The Tenth Circuit’s decision conflicted with an earlier decision by the U.S. Court of Appeals for the District of Columbia Circuit, which held that SEC ALJs are not inferior officers subject to the Appointments Clause because they lack final decision-making authority. [4] Over the past year, the SEC has consistently argued that the D.C. Circuit came to the correct conclusion and the Tenth Circuit’s reasoning was flawed. In May, for example, the SEC forcefully argued before the D.C. Circuit, sitting en banc, that its ALJs are employees, not inferior officers, and thus are not subject to the protections of the Appointments Clause.

Accordingly, the SEC’s abrupt about-face surprised many in the industry.

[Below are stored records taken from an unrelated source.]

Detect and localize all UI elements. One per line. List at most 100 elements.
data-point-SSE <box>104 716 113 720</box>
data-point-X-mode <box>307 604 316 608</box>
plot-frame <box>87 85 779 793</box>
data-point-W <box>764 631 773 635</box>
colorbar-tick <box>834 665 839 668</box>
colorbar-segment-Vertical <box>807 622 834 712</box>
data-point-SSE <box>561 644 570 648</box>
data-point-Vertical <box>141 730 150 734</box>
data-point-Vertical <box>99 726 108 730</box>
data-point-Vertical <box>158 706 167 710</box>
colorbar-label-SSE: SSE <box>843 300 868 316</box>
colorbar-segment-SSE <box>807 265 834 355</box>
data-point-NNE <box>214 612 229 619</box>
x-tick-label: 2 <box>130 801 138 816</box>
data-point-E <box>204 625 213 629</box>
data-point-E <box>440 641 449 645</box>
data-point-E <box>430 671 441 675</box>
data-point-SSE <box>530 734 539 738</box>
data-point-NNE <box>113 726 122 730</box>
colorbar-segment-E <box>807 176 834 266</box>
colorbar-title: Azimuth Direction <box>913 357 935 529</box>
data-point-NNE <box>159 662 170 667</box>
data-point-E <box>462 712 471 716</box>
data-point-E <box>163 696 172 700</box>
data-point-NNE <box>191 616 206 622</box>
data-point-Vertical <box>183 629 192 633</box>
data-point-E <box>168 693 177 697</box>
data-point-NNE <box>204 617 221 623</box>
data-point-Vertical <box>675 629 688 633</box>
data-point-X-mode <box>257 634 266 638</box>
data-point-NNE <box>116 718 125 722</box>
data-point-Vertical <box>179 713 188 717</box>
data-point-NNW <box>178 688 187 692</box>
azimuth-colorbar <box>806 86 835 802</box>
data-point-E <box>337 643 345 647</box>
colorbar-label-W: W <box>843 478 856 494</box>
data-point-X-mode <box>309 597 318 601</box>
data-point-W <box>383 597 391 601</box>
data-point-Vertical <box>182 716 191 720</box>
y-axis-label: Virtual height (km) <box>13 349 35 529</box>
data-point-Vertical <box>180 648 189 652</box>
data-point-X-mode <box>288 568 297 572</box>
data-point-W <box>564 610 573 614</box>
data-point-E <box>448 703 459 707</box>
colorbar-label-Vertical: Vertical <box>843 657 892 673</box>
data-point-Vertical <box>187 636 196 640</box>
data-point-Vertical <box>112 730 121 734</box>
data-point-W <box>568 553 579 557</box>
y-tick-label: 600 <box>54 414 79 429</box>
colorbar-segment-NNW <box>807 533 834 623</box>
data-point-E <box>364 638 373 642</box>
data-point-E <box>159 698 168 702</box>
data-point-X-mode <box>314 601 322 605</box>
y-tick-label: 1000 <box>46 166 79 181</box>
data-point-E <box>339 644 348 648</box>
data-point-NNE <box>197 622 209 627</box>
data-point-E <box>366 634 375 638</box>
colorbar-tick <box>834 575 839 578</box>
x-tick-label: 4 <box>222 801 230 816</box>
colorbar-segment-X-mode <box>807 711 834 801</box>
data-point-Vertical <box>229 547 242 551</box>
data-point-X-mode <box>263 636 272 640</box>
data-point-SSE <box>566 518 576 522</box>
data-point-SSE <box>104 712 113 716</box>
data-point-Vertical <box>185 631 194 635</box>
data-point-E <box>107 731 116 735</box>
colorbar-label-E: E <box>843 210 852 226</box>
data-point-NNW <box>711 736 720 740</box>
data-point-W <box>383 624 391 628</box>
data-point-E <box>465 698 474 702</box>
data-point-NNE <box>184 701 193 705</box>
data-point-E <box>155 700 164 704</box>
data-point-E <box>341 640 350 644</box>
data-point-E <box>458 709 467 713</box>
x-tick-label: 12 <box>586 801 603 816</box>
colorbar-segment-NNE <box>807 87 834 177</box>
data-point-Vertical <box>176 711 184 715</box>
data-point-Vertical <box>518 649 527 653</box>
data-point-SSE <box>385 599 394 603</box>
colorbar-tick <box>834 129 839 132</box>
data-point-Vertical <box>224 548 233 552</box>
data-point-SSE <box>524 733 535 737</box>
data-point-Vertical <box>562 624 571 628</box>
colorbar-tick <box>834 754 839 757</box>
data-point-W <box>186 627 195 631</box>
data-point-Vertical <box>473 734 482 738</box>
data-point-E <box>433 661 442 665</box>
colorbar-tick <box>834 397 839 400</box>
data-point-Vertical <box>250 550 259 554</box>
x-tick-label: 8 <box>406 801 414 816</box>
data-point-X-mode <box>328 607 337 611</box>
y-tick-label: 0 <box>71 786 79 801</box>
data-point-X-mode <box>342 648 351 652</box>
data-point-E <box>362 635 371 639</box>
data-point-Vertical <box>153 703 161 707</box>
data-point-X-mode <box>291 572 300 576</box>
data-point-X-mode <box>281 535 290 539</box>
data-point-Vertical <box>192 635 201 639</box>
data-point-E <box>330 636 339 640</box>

The day before the Commission ratified the appointments of its ALJs, the Office of the Solicitor General filed a brief in response to a petition for certiorari arguing that SEC ALJs are inferior officers subject to the Appointments Clause, reversing the government’s position that SEC ALJs are employees of the Commission. In its brief, the government said it would no longer defend the D.C. Circuit’s decision upholding the Commission’s use of ALJs and recommended the Supreme Court appoint amicus curiae to defend the D.C. Circuit’s judgment.

While the SEC and the petitioners for certiorari now agree that SEC ALJs are inferior officers subject to the Appointments Clause, the SEC urged the Supreme Court to grant certiorari nonetheless. Seemingly, no case or controversy remains between the parties. However, the Solicitor General argued the issue is not moot because a Supreme Court ruling would affect dozens of other federal agencies who also utilize ALJs. The Supreme Court may accept that argument, although it may consider the issue moot and await another opportunity to analyze the constitutionality of ALJs.

ALJ Removal Scheme: The Next Constitutional Challenge?

While the SEC settled the Appointments Clause issue by ratifying the appointments of its ALJs, it may have created a larger problem in doing so. By acknowledging that SEC ALJs are officers of the United States, the SEC may have opened itself up to challenges that certain other Constitutional requirements apply to its ALJs as well, such as the separation of powers requirement that prohibits Congress from placing restrictions on the president’s power to remove officers of the United States from their positions.

Because “Article II confers on the President the general administrative control of those executing the laws,” the president must have the power to remove officers who carry out executive functions. [5] Accordingly, Congress is forbidden from creating statutory schemes that grant inferior officers two layers of protection from presidential removal authority because such schemes allow an agency to exercise executive authority without meaningful presidential oversight. [6]

Here, SEC ALJs currently enjoy two layers of tenure protection. SEC ALJs may only be removed by the Commission for good cause established by the Merit Systems Protection Board, the members of which may only be removed by the president for good cause. [7] The Supreme Court invalidated a similar scheme in Free Enterprise Fund, in which the members of the Public Company Accounting Oversight Board could only be removed for good cause established by the SEC, whose members themselves could only be removed by the president for good cause. [8]

While parties subject to SEC administrative actions may no longer allege that their adjudicator was appointed in violation of the Appointments Clause, the SEC’s acknowledgement that its ALJs are officers of the Unites States may give such parties an opening to allege that SEC ALJs are unconstitutionally insulated from presidential removal. It remains to be seen whether the Supreme Court will take the opportunity to provide clarity on the Appointments Clause issue and grant certiorari, and if so whether it will add the removal issue to the question presented, as the Solicitor General urged it to do. In the meantime, parties seeking to challenge an SEC ALJ’s authority to adjudicate a contested matter may consider asserting that the ALJ’s decisions are infirm because the ALJ remains unconstitutionally protected from removal.